There is precedent for this. Recall that in December 2012, Israel allowed then Hamas leader Khaled Meshaal to return to Gaza as part of a negotiated truce following that year’s eight-day war. The ability of current exiled leader Ismail Haniyeh to moderate the position of his Gaza counterpart, Yahya Sinwar, who is widely seen as the organizer of the October 7 attacks, will depend on Haniyeh’s ability to secure international funds for humanitarian aid and reconstruction.

Just as important will be the United States’ commitment to curbing Israel’s extremist policies, including its siege of Gaza and its support for settler violence in the occupied West Bank and East Jerusalem. Once such de-escalation occurs, it will become crucial for the international community to fulfill its commitment to the reconstruction and development of Gaza, alleviating the desperate conditions that helped give rise to the October 7 attacks.

Certainly no vision of a peaceful future can tolerate the killing of civilians. But finding a way out of the current crisis means reckoning with the reality exposed by the first seven weeks of this war: there is no way to wipe Hamas “from the face of the earth” without eliminating a number countless Palestinians – and Israelis – live with it.

If Hamas’s long-term survival strains the imagination, the risks of simply avoiding the thought are even more unimaginable. While this is clearly not a widely held sentiment in Israel at present, some Israelis, such as former government advisor and Bar-Ilan University professor Menachem Klein, are rallying around the idea.
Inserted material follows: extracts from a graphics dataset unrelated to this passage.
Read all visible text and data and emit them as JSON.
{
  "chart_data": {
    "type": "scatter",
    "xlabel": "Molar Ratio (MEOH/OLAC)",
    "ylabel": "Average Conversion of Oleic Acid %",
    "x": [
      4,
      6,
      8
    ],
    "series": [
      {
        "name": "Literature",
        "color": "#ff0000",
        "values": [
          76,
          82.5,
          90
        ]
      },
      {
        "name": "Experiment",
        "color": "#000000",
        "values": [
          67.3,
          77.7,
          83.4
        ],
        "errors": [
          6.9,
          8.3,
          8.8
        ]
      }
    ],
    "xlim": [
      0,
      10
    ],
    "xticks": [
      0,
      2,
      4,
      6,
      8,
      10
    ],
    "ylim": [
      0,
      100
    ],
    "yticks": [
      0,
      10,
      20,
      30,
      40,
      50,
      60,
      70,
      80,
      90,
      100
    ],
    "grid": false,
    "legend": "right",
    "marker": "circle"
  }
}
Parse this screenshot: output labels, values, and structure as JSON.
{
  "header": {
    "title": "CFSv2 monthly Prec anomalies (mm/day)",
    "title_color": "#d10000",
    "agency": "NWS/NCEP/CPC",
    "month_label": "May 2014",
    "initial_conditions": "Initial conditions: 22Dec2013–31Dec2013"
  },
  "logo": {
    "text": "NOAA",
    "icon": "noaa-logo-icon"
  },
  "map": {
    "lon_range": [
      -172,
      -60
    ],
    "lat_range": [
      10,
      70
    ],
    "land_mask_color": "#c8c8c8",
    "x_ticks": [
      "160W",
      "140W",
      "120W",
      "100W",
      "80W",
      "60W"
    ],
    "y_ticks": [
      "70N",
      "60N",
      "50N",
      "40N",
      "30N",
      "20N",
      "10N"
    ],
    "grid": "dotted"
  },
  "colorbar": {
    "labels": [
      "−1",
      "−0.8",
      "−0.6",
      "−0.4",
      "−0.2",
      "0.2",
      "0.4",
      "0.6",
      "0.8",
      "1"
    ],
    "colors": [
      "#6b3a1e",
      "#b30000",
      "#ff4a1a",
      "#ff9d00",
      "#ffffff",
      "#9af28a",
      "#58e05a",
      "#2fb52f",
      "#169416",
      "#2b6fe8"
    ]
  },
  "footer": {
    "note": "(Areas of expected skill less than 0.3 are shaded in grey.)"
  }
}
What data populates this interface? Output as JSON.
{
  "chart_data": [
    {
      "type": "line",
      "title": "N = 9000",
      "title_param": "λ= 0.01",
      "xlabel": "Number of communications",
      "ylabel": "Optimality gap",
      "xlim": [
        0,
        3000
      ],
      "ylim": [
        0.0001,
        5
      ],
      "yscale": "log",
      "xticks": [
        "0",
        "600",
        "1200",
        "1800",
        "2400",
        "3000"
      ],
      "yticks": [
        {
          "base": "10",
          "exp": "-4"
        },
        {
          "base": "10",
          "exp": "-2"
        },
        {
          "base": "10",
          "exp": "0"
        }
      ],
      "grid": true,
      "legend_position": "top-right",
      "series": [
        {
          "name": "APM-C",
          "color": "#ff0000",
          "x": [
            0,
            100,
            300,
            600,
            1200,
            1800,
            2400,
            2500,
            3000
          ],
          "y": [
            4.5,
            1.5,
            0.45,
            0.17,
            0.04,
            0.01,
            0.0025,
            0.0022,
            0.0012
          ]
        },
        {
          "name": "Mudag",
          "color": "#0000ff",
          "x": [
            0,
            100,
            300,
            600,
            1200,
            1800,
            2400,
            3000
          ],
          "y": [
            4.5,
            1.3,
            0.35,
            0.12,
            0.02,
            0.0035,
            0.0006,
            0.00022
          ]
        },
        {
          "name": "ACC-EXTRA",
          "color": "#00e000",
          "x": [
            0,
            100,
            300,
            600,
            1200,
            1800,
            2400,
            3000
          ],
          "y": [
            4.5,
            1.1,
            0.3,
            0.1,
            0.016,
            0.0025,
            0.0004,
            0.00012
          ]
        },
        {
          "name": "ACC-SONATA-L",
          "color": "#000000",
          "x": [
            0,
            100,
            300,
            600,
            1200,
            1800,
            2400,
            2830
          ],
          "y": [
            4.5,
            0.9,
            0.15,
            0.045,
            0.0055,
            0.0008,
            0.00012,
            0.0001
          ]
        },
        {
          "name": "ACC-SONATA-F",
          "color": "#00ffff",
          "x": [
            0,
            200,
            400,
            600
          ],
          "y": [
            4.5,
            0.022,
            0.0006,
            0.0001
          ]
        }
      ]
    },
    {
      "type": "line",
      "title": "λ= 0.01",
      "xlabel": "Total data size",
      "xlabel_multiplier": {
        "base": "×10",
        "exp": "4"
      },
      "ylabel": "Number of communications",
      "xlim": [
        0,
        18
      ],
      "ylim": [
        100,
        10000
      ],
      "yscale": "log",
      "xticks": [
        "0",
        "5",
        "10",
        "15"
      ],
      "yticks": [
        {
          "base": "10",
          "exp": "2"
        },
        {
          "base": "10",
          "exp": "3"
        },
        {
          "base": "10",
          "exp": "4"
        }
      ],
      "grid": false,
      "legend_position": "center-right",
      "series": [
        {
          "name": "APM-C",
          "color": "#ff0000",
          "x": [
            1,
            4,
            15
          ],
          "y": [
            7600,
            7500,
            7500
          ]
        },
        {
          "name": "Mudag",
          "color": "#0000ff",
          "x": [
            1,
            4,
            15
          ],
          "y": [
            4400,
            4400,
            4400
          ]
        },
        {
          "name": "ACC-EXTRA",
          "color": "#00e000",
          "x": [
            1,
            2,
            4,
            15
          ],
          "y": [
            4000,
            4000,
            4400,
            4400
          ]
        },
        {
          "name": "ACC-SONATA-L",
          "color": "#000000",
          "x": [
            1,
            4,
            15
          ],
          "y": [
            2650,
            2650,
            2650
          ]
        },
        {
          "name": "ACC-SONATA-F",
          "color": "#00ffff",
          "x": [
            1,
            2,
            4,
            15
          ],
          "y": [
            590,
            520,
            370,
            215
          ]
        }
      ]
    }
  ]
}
Speaking to Tel Aviv Tribune after the release of the first Israeli hostages, Klein acknowledged that it was “impossible to totally destroy Hamas by force.” The way forward, he argued, should include the group in new negotiations around a Palestinian state.

Given the horrific suffering endured by the people of Gaza, the growing international and domestic pressure to end it, and the ever-looming prospect of a broader regional conflict, the United States can no longer insist that the elimination of Hamas is the only way to end this war.

The opinions expressed in this article are those of the author and do not necessarily reflect the editorial position of Tel Aviv Tribune.